I have a particle system with X particles. Each particle tests for collision with other particles. This gives X*X = X^2 collision tests per frame. For 60f/s, this corresponds to 60*X^2 collision detection per second.

What is the best technological approach for these intensive calculations? Should I use F#, C, C++ or C#, or something else?

The following are constraints

- The code is written in C# with the latest XNA
- Multi-threaded may be considered
- No special algorithm that tests the collision with the nearest neighbors or that reduces the problem

The last constraint may be strange, so let me explain. Regardless constraint 3, given a problem with enormous computational requirement what would be the best approach to solve the problem. An algorithm reduces the problem; still the same algorithm may behave different depending on technology. Consider pros and cons of CLR vs native C.

The simple answer is "measure it". But take a look at this graph (that I borrowed from this question - which is worth your reading).

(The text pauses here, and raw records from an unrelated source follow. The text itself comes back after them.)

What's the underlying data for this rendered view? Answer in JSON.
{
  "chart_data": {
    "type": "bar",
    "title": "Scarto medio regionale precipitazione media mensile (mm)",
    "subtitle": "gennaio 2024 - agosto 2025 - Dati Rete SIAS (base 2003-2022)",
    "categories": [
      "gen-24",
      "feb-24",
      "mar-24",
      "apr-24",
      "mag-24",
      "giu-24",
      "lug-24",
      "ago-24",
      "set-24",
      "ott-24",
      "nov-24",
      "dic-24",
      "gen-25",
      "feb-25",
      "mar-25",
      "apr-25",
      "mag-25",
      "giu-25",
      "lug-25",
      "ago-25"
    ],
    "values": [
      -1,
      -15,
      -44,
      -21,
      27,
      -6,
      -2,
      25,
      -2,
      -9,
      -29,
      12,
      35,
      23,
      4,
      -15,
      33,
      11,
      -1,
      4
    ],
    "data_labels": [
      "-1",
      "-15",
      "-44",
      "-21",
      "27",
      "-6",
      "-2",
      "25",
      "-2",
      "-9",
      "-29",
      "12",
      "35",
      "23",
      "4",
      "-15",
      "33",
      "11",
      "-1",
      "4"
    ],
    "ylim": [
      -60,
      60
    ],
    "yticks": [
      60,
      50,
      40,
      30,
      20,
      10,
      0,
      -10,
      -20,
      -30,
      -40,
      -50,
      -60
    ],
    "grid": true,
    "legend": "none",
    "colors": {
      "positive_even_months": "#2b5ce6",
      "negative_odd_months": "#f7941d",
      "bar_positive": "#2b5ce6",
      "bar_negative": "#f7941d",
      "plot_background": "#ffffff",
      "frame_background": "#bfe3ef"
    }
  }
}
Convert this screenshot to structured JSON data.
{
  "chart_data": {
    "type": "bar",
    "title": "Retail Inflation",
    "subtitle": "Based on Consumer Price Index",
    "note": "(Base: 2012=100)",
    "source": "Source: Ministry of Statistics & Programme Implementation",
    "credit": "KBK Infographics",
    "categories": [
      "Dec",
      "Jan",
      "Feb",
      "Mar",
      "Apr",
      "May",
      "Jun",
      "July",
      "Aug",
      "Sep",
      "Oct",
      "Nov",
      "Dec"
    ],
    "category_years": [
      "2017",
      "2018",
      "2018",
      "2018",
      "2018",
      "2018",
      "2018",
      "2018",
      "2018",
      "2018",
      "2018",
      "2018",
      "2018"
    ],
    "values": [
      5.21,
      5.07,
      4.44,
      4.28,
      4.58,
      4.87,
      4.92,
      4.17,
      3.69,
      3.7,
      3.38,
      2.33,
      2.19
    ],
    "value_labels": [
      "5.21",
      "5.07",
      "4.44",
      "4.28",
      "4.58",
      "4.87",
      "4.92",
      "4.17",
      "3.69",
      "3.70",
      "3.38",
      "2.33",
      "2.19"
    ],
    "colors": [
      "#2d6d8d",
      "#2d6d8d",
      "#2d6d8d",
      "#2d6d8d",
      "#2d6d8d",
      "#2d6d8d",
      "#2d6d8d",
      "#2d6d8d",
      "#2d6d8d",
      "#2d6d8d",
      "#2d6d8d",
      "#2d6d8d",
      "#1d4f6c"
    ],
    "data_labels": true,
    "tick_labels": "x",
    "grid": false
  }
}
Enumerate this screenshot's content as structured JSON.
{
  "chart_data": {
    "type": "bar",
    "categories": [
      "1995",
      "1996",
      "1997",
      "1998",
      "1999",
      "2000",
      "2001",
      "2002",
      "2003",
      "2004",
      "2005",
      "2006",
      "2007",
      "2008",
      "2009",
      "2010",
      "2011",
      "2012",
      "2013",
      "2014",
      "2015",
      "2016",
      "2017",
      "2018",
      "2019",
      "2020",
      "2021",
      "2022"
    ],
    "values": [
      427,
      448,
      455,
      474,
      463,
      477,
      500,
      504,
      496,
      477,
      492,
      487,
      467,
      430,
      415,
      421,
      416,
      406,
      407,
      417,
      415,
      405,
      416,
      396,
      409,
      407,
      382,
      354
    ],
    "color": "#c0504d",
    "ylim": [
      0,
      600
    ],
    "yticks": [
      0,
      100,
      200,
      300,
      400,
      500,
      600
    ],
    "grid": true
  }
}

C++ is maybe 10% faster than MS's C# implementation (for this particular calculation) and faster still against Mono's C# implementation. But in real world terms, C++ is not all *that* much faster than C#.

If you're doing hard-core number crunching, you will want to use the SIMD/SSE unit of your CPU. This is something that C# does not normally support - but Mono is adding support for through `Mono.Simd`

. You can see from the graph that using the SIMD unit gives a significant performance boost to both languages.

(It's worth noting that while C++ is still "faster" than C#, the choice of language has only a small effect on performance, compared to the choice of what hardware to use. As was mentioned in the comments - your choice of algorithm will have by far the greatest effect.)

And finally, as Jerry Coffin mentioned in his answer, that you could also do the processing on the GPU. I imagine that it would be even faster than SIMD (but as I said - measure it). Using the GPU has the added beneift of leaving the CPU free to do other tasks. The downside is that your end-users will need a reasonable GPU.